The Baltimore Sun’s Bill Ordine, eschewing the Eric Bedard trade rumors for a moment, has reviewed agent Randy Hendricks’ statistical report defending Roger Clemens’ late career performances (“a convergence of Bill James, Moneyball and the TV detective show Numb3rs, where the brainy sleuth catches the bad guys using mathematics”) and announces, “it gives me a headache, but I’m impressed with the effort.”
In short, the argument seems to be that the flow of Clemens’ career follows peaks and valleys that would occur in any exceptional player’s career and comparisons are drawn to other outstanding pitchers who have had long careers, including Nolan Ryan, Curt Schilling and Randy Johnson.
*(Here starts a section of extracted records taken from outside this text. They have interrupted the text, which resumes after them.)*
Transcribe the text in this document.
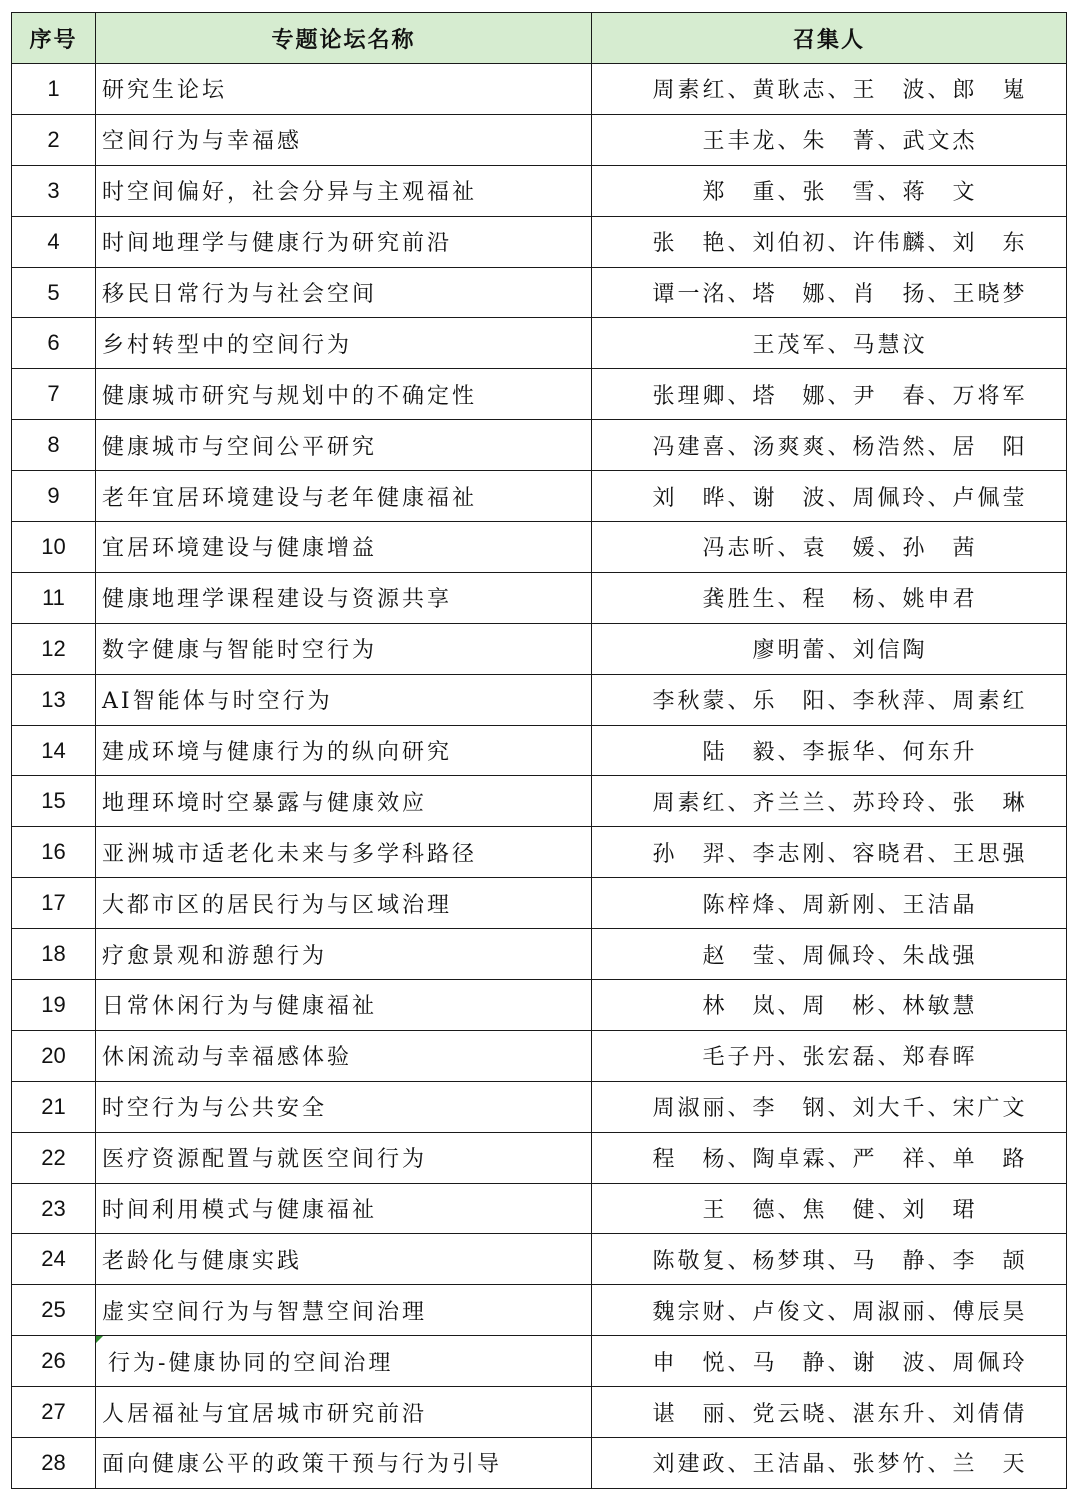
序号	专题论坛名称	召集人
1	研究生论坛	周素红、黄耿志、王　波、郎　嵬
2	空间行为与幸福感	王丰龙、朱　菁、武文杰
3	时空间偏好，社会分异与主观福祉	郑　重、张　雪、蒋　文
4	时间地理学与健康行为研究前沿	张　艳、刘伯初、许伟麟、刘　东
5	移民日常行为与社会空间	谭一洺、塔　娜、肖　扬、王晓梦
6	乡村转型中的空间行为	王茂军、马慧汶
7	健康城市研究与规划中的不确定性	张理卿、塔　娜、尹　春、万将军
8	健康城市与空间公平研究	冯建喜、汤爽爽、杨浩然、居　阳
9	老年宜居环境建设与老年健康福祉	刘　晔、谢　波、周佩玲、卢佩莹
10	宜居环境建设与健康增益	冯志昕、袁　媛、孙　茜
11	健康地理学课程建设与资源共享	龚胜生、程　杨、姚申君
12	数字健康与智能时空行为	廖明蕾、刘信陶
13	AI智能体与时空行为	李秋蒙、乐　阳、李秋萍、周素红
14	建成环境与健康行为的纵向研究	陆　毅、李振华、何东升
15	地理环境时空暴露与健康效应	周素红、齐兰兰、苏玲玲、张　琳
16	亚洲城市适老化未来与多学科路径	孙　羿、李志刚、容晓君、王思强
17	大都市区的居民行为与区域治理	陈梓烽、周新刚、王洁晶
18	疗愈景观和游憩行为	赵　莹、周佩玲、朱战强
19	日常休闲行为与健康福祉	林　岚、周　彬、林敏慧
20	休闲流动与幸福感体验	毛子丹、张宏磊、郑春晖
21	时空行为与公共安全	周淑丽、李　钢、刘大千、宋广文
22	医疗资源配置与就医空间行为	程　杨、陶卓霖、严　祥、单　路
23	时间利用模式与健康福祉	王　德、焦　健、刘　珺
24	老龄化与健康实践	陈敬复、杨梦琪、马　静、李　颉
25	虚实空间行为与智慧空间治理	魏宗财、卢俊文、周淑丽、傅辰昊
26	行为-健康协同的空间治理	申　悦、马　静、谢　波、周佩玲
27	人居福祉与宜居城市研究前沿	谌　丽、党云晓、湛东升、刘倩倩
28	面向健康公平的政策干预与行为引导	刘建政、王洁晶、张梦竹、兰　天
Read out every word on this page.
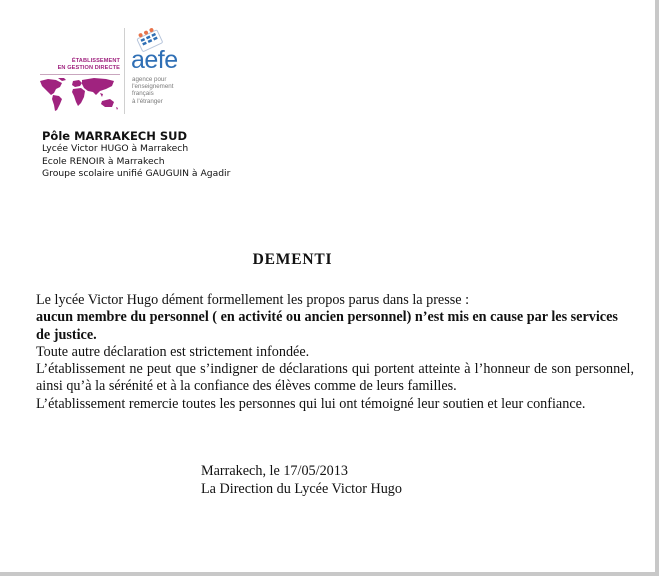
ÉTABLISSEMENT
EN GESTION DIRECTE aefe
agence pour
l'enseignement
français
à l'étranger
Pôle MARRAKECH SUD
Lycée Victor HUGO à Marrakech
Ecole RENOIR à Marrakech
Groupe scolaire unifié GAUGUIN à Agadir
DEMENTI

Le lycée Victor Hugo dément formellement les propos parus dans la presse :

aucun membre du personnel ( en activité ou ancien personnel) n’est mis en cause par les services de justice.

Toute autre déclaration est strictement infondée.

L’établissement ne peut que s’indigner de déclarations qui portent atteinte à l’honneur de son personnel, ainsi qu’à la sérénité et à la confiance des élèves comme de leurs familles.

L’établissement remercie toutes les personnes qui lui ont témoigné leur soutien et leur confiance.

Marrakech, le 17/05/2013
La Direction du Lycée Victor Hugo
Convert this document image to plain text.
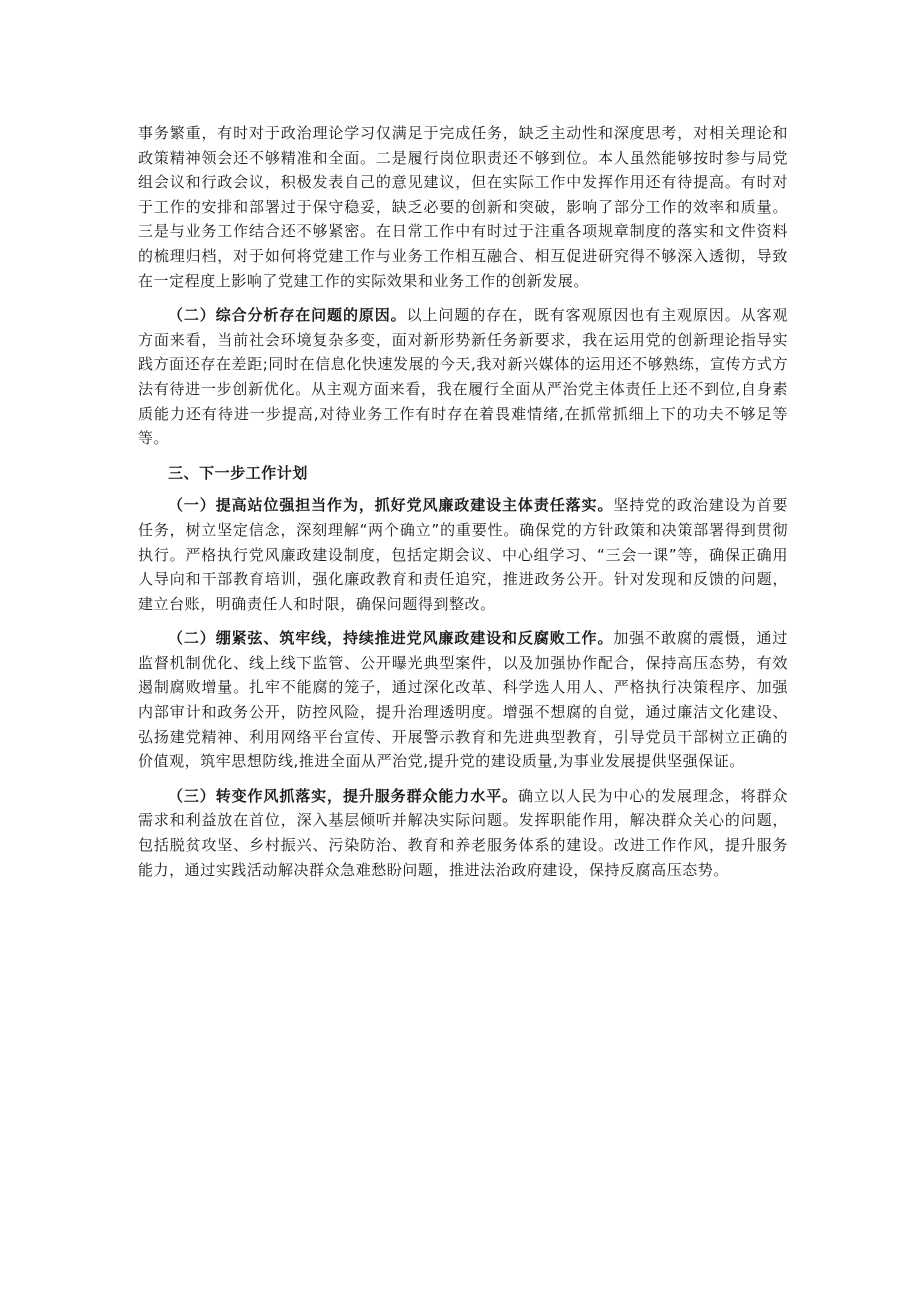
事务繁重，有时对于政治理论学习仅满足于完成任务，缺乏主动性和深度思考，对相关理论和政策精神领会还不够精准和全面。二是履行岗位职责还不够到位。本人虽然能够按时参与局党组会议和行政会议，积极发表自己的意见建议，但在实际工作中发挥作用还有待提高。有时对于工作的安排和部署过于保守稳妥，缺乏必要的创新和突破，影响了部分工作的效率和质量。三是与业务工作结合还不够紧密。在日常工作中有时过于注重各项规章制度的落实和文件资料的梳理归档，对于如何将党建工作与业务工作相互融合、相互促进研究得不够深入透彻，导致在一定程度上影响了党建工作的实际效果和业务工作的创新发展。

（二）综合分析存在问题的原因。以上问题的存在，既有客观原因也有主观原因。从客观方面来看，当前社会环境复杂多变，面对新形势新任务新要求，我在运用党的创新理论指导实践方面还存在差距;同时在信息化快速发展的今天,我对新兴媒体的运用还不够熟练，宣传方式方法有待进一步创新优化。从主观方面来看，我在履行全面从严治党主体责任上还不到位,自身素质能力还有待进一步提高,对待业务工作有时存在着畏难情绪,在抓常抓细上下的功夫不够足等等。

三、下一步工作计划

（一）提高站位强担当作为，抓好党风廉政建设主体责任落实。坚持党的政治建设为首要任务，树立坚定信念，深刻理解“两个确立”的重要性。确保党的方针政策和决策部署得到贯彻执行。严格执行党风廉政建设制度，包括定期会议、中心组学习、“三会一课”等，确保正确用人导向和干部教育培训，强化廉政教育和责任追究，推进政务公开。针对发现和反馈的问题，建立台账，明确责任人和时限，确保问题得到整改。

（二）绷紧弦、筑牢线，持续推进党风廉政建设和反腐败工作。加强不敢腐的震慑，通过监督机制优化、线上线下监管、公开曝光典型案件，以及加强协作配合，保持高压态势，有效遏制腐败增量。扎牢不能腐的笼子，通过深化改革、科学选人用人、严格执行决策程序、加强内部审计和政务公开，防控风险，提升治理透明度。增强不想腐的自觉，通过廉洁文化建设、弘扬建党精神、利用网络平台宣传、开展警示教育和先进典型教育，引导党员干部树立正确的价值观，筑牢思想防线,推进全面从严治党,提升党的建设质量,为事业发展提供坚强保证。

（三）转变作风抓落实，提升服务群众能力水平。确立以人民为中心的发展理念，将群众需求和利益放在首位，深入基层倾听并解决实际问题。发挥职能作用，解决群众关心的问题，包括脱贫攻坚、乡村振兴、污染防治、教育和养老服务体系的建设。改进工作作风，提升服务能力，通过实践活动解决群众急难愁盼问题，推进法治政府建设，保持反腐高压态势。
You’ll see references to an array of pitchers from Dizzy Dean to Sandy Koufax. Be prepared to wade through three dozen or so charts.
In partial conclusion, it is being argued that Clemens’ adaptation to a somewhat different pitching style (split-finger fastball) and essentially a careful reduction in workload by contract and careful pitch counts were important factors in his longevity.
I’ve not read the report yet but I’ll presume the Rocket staying home on road trips helped a bit with wear and tear during his final stints in Houston and New York. Well, that, and the unyielding support of a broadcasting legend.